Stephen Moses came to Washington, D.C., two months ago to advocate for what he believes is a sure-fire plan to save the flailing Medicaid program $30 billion a year by, among other things, moving those eligible for both Medicaid and Medicare (dual eligibles) out of the Medicaid program.
Lawmakers listened to his pitch, but ultimately Moses says nobody bought his plan. He is now back in the other Washington, the one on the West Coast where he lives, but he suspects he will come back to renew his efforts in Congress when lawmakers see even greater threats to the Medicaid and Medicare programs in 2012 and 2013.
“Politicians are worried about it, but they are not scared enough to do anything,” says Moses, the president of the Center for Long-Term Care Reform, based in Seattle.
If the massive savings he envisions came to bear, Americans would get the message that they need to buy long term care (LTC) insurance and/or tap equity in their homes to finance care instead of overloading the Medicaid program, he says\.
Long term care providers would see a boost, relying on newly private-pay clients instead of suffering the massive shortfalls they currently experience from insufficient Medicaid reimbursement, Moses says.
The key points of the Moses plan include that the heaviest users of Medicaid’s most expensive benefit, long term care, are dual eligibles and the aged, blind, and disabled (ABD), which consume a disproportionate share of Medicaid’s total resources.
“Therefore, every actual or potential dual eligible, ABD, or LTC recipient diverted from Medicaid dependency will result in a disproportionate savings to the Medicaid program,” Moses says.
His conclusion is that preventing even a small slice of these heavy LTC users will result in huge savings and an improved Medicaid program.
To get such a radical shift accomplished, Moses says it is important to look at the reality of who is using the Medicaid program and how this differs from the original intent of Medicaid to serve the poorest of the poor.
In fact, he says, people on Medicaid are not necessarily poor. They are only poor if they need acute or preventive medical care, not if they are aged, blind, or disabled and eligible because they need long term care.
“Income is rarely an obstacle to Medicaid eligibility for people who require LTC. If they have too little income to pay all their medical expenses, including nursing home care, they’re eligible,” according to talking points Moses uses for his plan’s presentation.
“In other words, you don’t need to have low income to qualify for Medicaid long term care benefits. All you need is a cash flow problem after you pay all your medical and LTC benefits,” he says.
Moses notes that Medicaid limits non-exempt assets for LTC recipients to $2,000, but exempt assets are practically unlimited. An example he uses is that a home and all contiguous property up to $500,000, plus a business including the capital and cash flow, one automobile, prepaid burial plans, term life insurance, personal belongings, and other resources are all excluded without limit from eligibility asset caps.
In addition to what Moses terms very generous income and asset limits, Medicaid planners use simple and sophisticated methods to protect additional hundreds of thousands of dollars for affluent clients and their heirs.
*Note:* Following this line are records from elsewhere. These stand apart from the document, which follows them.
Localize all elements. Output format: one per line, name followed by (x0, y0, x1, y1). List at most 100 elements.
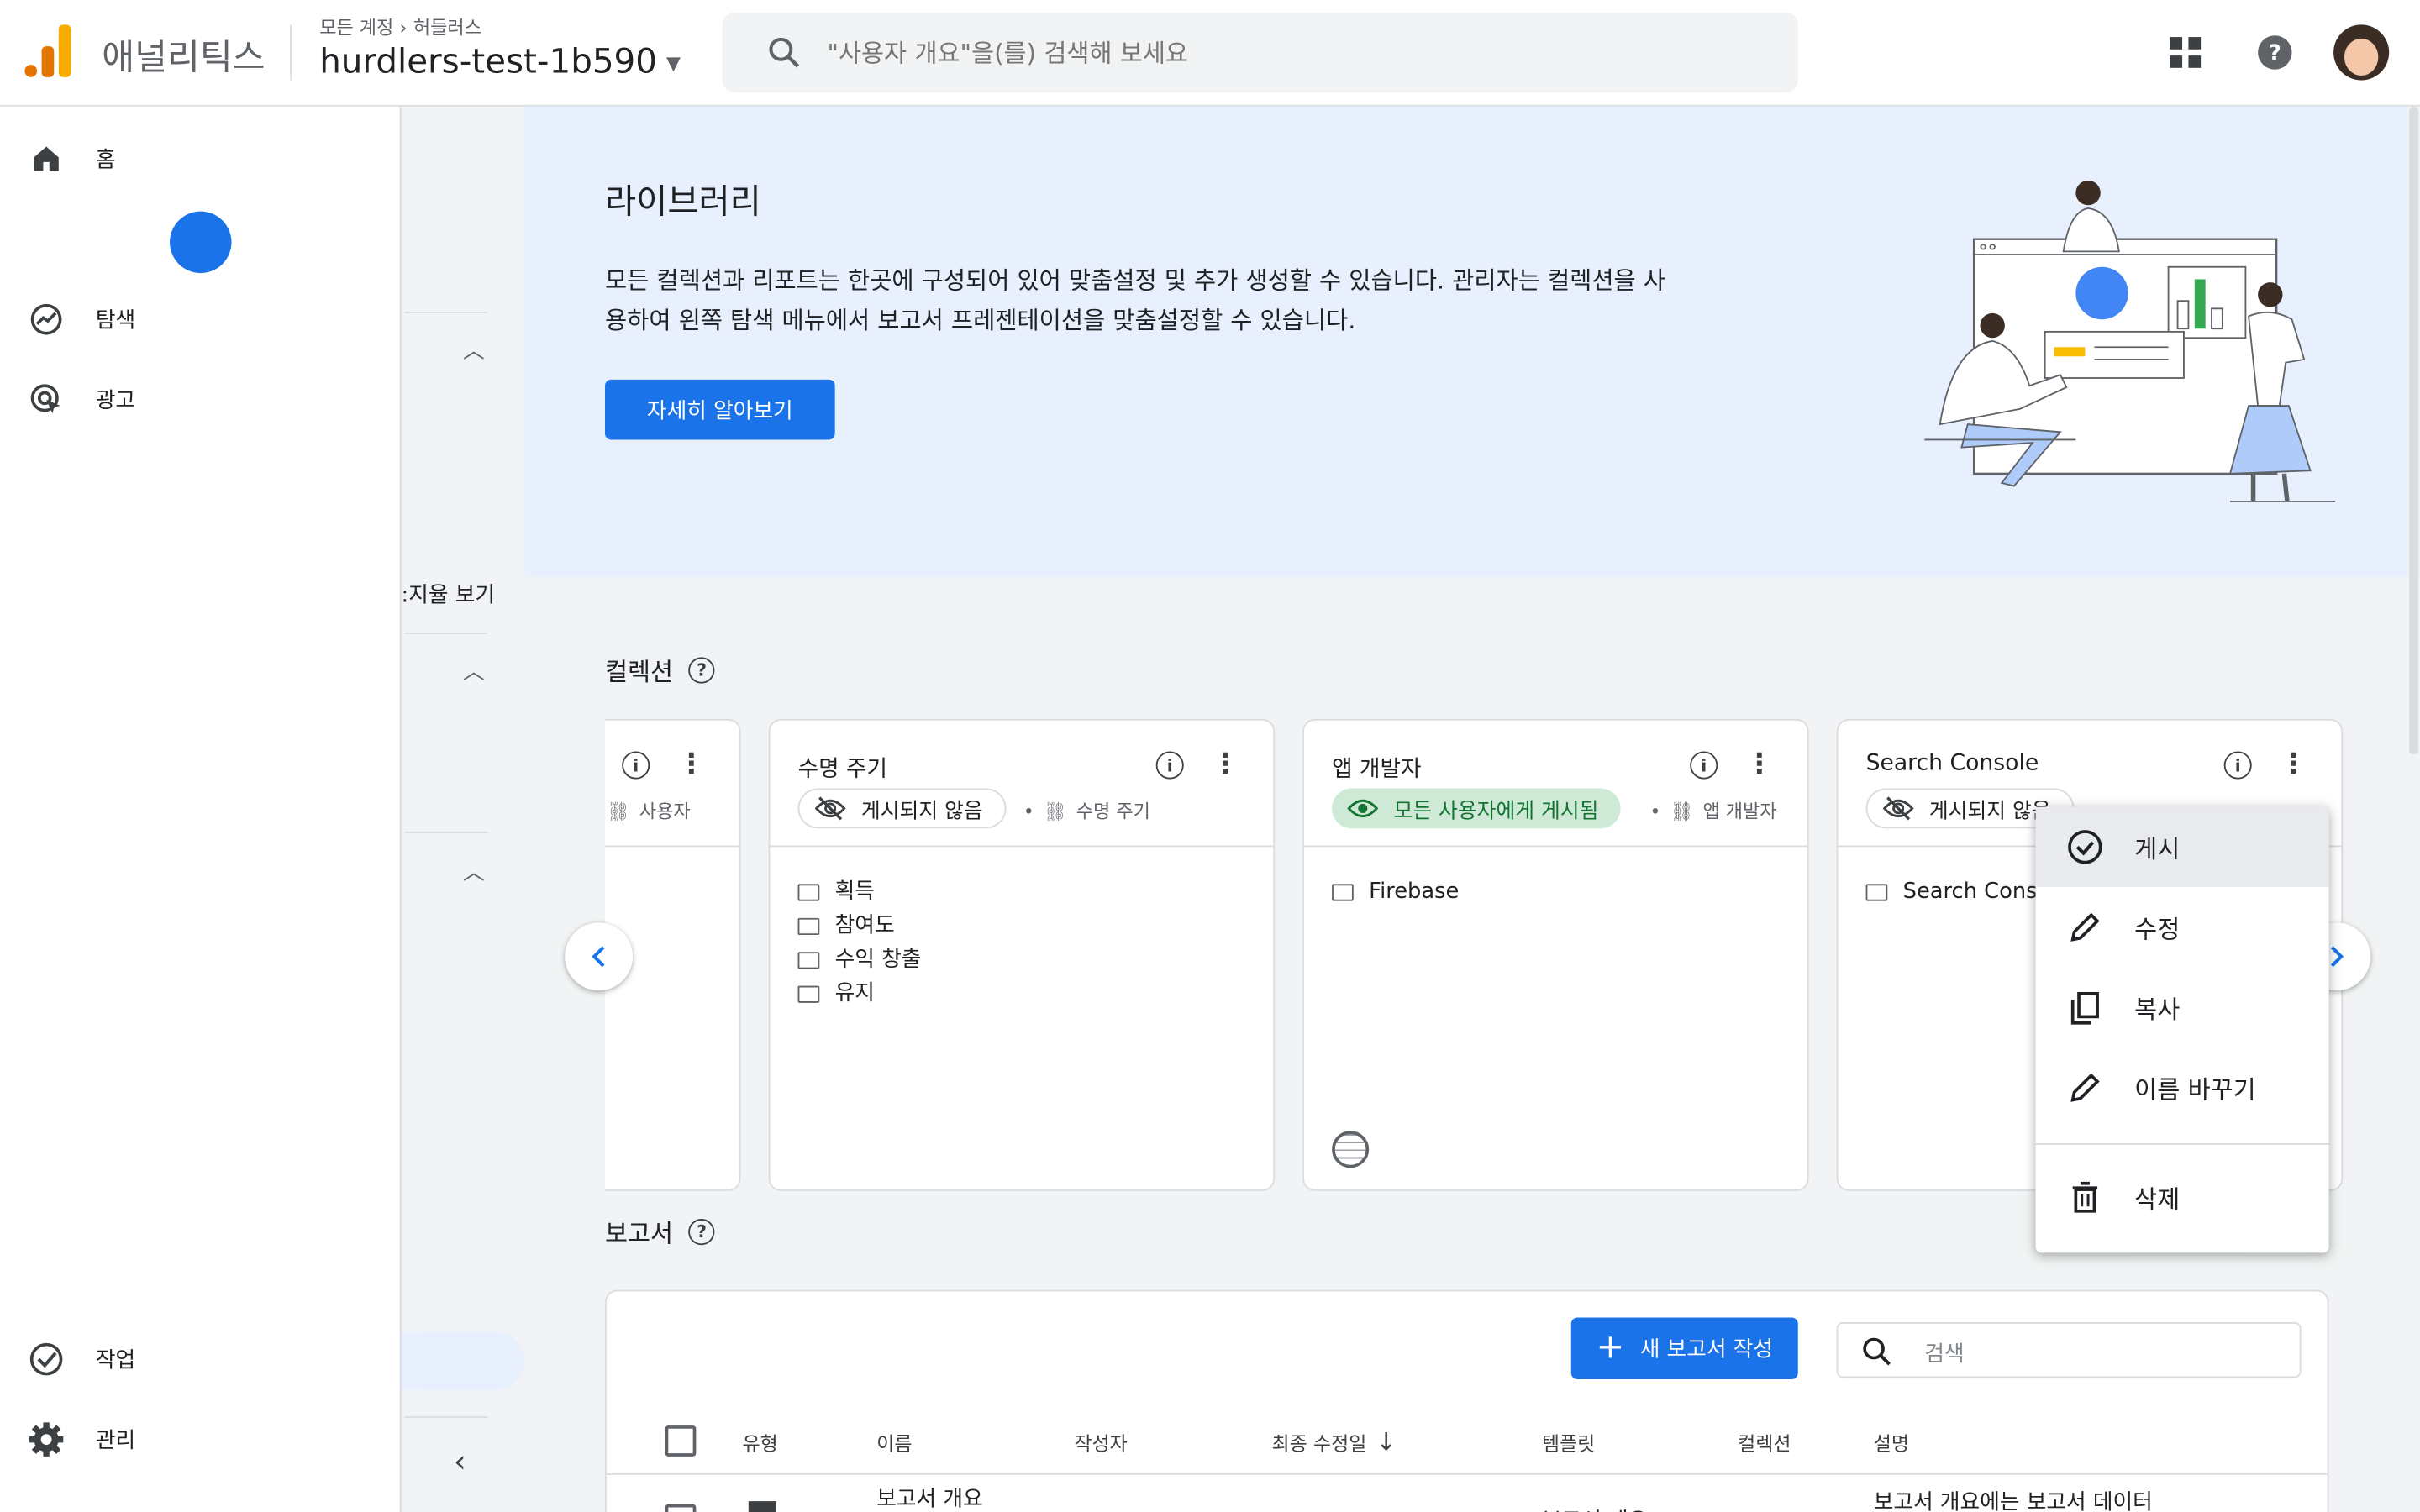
property-name: hurdlers-test-1b590 (319, 43, 657, 82)
breadcrumb-root[interactable]: 모든 계정 (319, 14, 393, 40)
banner-description: 모든 컬렉션과 리포트는 한곳에 구성되어 있어 맞춤설정 및 추가 생성할 수… (604, 266, 1665, 335)
select-all-checkbox[interactable] (665, 1425, 697, 1457)
learn-more-button[interactable]: 자세히 알아보기 (604, 379, 835, 440)
folder-icon (797, 984, 820, 1002)
globe-icon (1332, 1131, 1370, 1168)
pencil-icon (2070, 1073, 2100, 1102)
nav-item-advertising[interactable]: 광고 (28, 381, 135, 418)
card-meta: • ⛓ 앱 개발자 (1649, 800, 1777, 822)
carousel-prev-button[interactable] (565, 922, 634, 991)
property-selector[interactable]: hurdlers-test-1b590 ▼ (319, 43, 681, 81)
caret-down-icon: ▼ (666, 51, 681, 74)
column-header-template[interactable]: 템플릿 (1542, 1427, 1595, 1457)
notification-dot (170, 211, 232, 274)
column-header-name[interactable]: 이름 (876, 1427, 912, 1457)
info-icon[interactable]: i (622, 751, 650, 780)
menu-item-delete[interactable]: 삭제 (2036, 1158, 2329, 1238)
page-scrollbar[interactable] (2407, 106, 2420, 1512)
menu-item-rename[interactable]: 이름 바꾸기 (2036, 1047, 2329, 1128)
more-vert-icon[interactable]: ⋮ (2280, 747, 2307, 784)
column-header-author[interactable]: 작성자 (1074, 1427, 1127, 1457)
divider (404, 831, 488, 833)
breadcrumb[interactable]: 모든 계정 › 허들러스 (319, 14, 481, 40)
info-icon[interactable]: i (2223, 751, 2252, 780)
secondary-nav-active-item[interactable] (401, 1331, 525, 1390)
divider (404, 633, 488, 634)
collapse-chevron-left-icon[interactable]: ‹ (454, 1442, 466, 1479)
nav-label-advertising: 광고 (95, 388, 136, 414)
menu-item-edit[interactable]: 수정 (2036, 887, 2329, 968)
divider (404, 312, 488, 313)
more-vert-icon[interactable]: ⋮ (677, 747, 705, 784)
menu-item-copy[interactable]: 복사 (2036, 968, 2329, 1048)
card-folder-list: 획득 참여도 수익 창출 유지 (797, 874, 922, 1011)
collection-card-app-developer[interactable]: 앱 개발자 i ⋮ 모든 사용자에게 게시됨 • ⛓ 앱 개발자 Firebase (1302, 718, 1809, 1191)
folder-icon (1865, 883, 1888, 900)
gear-icon (29, 1422, 64, 1457)
nav-label-tasks: 작업 (95, 1348, 136, 1373)
nav-item-admin[interactable]: 관리 (28, 1421, 135, 1458)
new-report-button[interactable]: + 새 보고서 작성 (1570, 1317, 1798, 1380)
library-banner: 라이브러리 모든 컬렉션과 리포트는 한곳에 구성되어 있어 맞춤설정 및 추가… (524, 106, 2420, 577)
nav-item-tasks[interactable]: 작업 (28, 1341, 135, 1378)
info-icon[interactable]: i (1690, 751, 1718, 780)
collection-card-lifecycle[interactable]: 수명 주기 i ⋮ 게시되지 않음 • ⛓ 수명 주기 획득 참여도 수익 창출 … (768, 718, 1276, 1191)
nav-item-home[interactable]: 홈 (28, 140, 116, 177)
table-divider (606, 1473, 2328, 1475)
list-item[interactable]: 획득 (797, 874, 922, 908)
collections-help-icon[interactable]: ? (688, 656, 715, 683)
app-name: 애널리틱스 (102, 38, 266, 79)
report-name[interactable]: 보고서 개요 (876, 1483, 982, 1512)
analytics-logo-icon[interactable] (24, 24, 71, 77)
secondary-nav-panel: ︿ :지율 보기 ︿ ︿ ‹ (401, 106, 525, 1512)
reports-title: 보고서 (604, 1218, 674, 1248)
nav-label-admin: 관리 (95, 1428, 136, 1454)
column-header-description[interactable]: 설명 (1874, 1427, 1909, 1457)
help-icon[interactable]: ? (2244, 22, 2306, 83)
nav-item-explore[interactable]: 탐색 (28, 301, 135, 338)
header-actions: ? (2154, 22, 2390, 83)
more-vert-icon[interactable]: ⋮ (1212, 747, 1239, 784)
chevron-up-icon[interactable]: ︿ (463, 856, 485, 887)
report-search[interactable]: 검색 (1836, 1322, 2302, 1378)
visibility-icon (1347, 799, 1379, 818)
chevron-up-icon[interactable]: ︿ (463, 656, 485, 687)
plus-icon: + (1596, 1328, 1625, 1368)
more-vert-icon[interactable]: ⋮ (1745, 747, 1773, 784)
user-avatar[interactable] (2333, 24, 2390, 81)
list-item[interactable]: 유지 (797, 977, 922, 1011)
secondary-nav-item[interactable]: :지율 보기 (402, 579, 495, 610)
collections-header: 컬렉션 ? (605, 651, 715, 688)
report-search-input[interactable]: 검색 (1924, 1337, 1964, 1368)
reports-help-icon[interactable]: ? (688, 1218, 715, 1245)
list-item[interactable]: Firebase (1332, 874, 1459, 908)
pencil-icon (2070, 912, 2100, 942)
card-header: 앱 개발자 i ⋮ 모든 사용자에게 게시됨 • ⛓ 앱 개발자 (1304, 721, 1807, 848)
svg-text:?: ? (2269, 41, 2281, 66)
status-badge-unpublished: 게시되지 않음 (797, 788, 1007, 829)
column-header-collection[interactable]: 컬렉션 (1738, 1427, 1791, 1457)
reports-header: 보고서 ? (605, 1213, 715, 1250)
collections-title: 컬렉션 (604, 657, 674, 687)
link-icon: ⛓ (1670, 800, 1694, 822)
column-header-type[interactable]: 유형 (742, 1427, 777, 1457)
report-description: 보고서 개요에는 보고서 데이터 (1873, 1490, 2153, 1512)
menu-item-publish[interactable]: 게시 (2035, 806, 2329, 888)
row-checkbox[interactable] (665, 1504, 697, 1512)
advertising-icon (30, 384, 60, 414)
chevron-up-icon[interactable]: ︿ (463, 335, 485, 366)
list-item[interactable]: 수익 창출 (797, 942, 921, 976)
link-icon: ⛓ (1043, 800, 1067, 822)
list-item[interactable]: 참여도 (797, 909, 922, 942)
report-type-icon (748, 1501, 776, 1512)
breadcrumb-account[interactable]: 허들러스 (413, 14, 481, 40)
nav-label-explore: 탐색 (95, 308, 136, 333)
chevron-left-icon (592, 946, 605, 968)
search-input[interactable] (827, 12, 1754, 93)
column-header-last-modified[interactable]: 최종 수정일 ↓ (1271, 1427, 1397, 1457)
scrollbar-thumb[interactable] (2409, 106, 2419, 755)
info-icon[interactable]: i (1155, 751, 1184, 780)
apps-grid-icon[interactable] (2154, 22, 2216, 83)
status-badge-published: 모든 사용자에게 게시됨 (1332, 788, 1621, 829)
global-search[interactable] (722, 12, 1798, 93)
These techniques include gifting strategies, annuities, trusts, and life care contracts.
The bottom line is that Medicaid is not really a long term care safety net for people who have spent down into impoverishment, rather the program intended for the poor is the principal payer of LTC for nearly everyone, Moses says.
“Medicaid pays less than one-third of the dollars for nursing home care [32.8 percent], but covers nearly two-thirds of nursing home residents [64 percent] and touches over 80 percent of all nursing home patient days with its extremely low, quality-destroying reimbursement rates,” his presentation said.
Moses wants to reform the way things are done by replacing the home-equity exemption with a requirement that people consume their home equity with a reverse mortgage before they become eligible for Medicaid LTC benefits.
This could save $30 billion per year, he says. How? Moses points out that Medicaid spent $142.9 billion on 8.9 million dual eligibles in 2009, or $16,056 per dually eligible recipient.
“To save $30 billion per year, Medicaid would only need to reduce the number of dual eligibles by 1,868,460, or 21 percent,” Moses says.
He says data show this is feasible because half of households headed by people over 62 could get more than $70,000 each from a reverse mortgage. That money, combined with other income and assets, could be used for LTC, especially private home- and community-based services, and delay or prevent Medicaid eligibility for millions of Americans.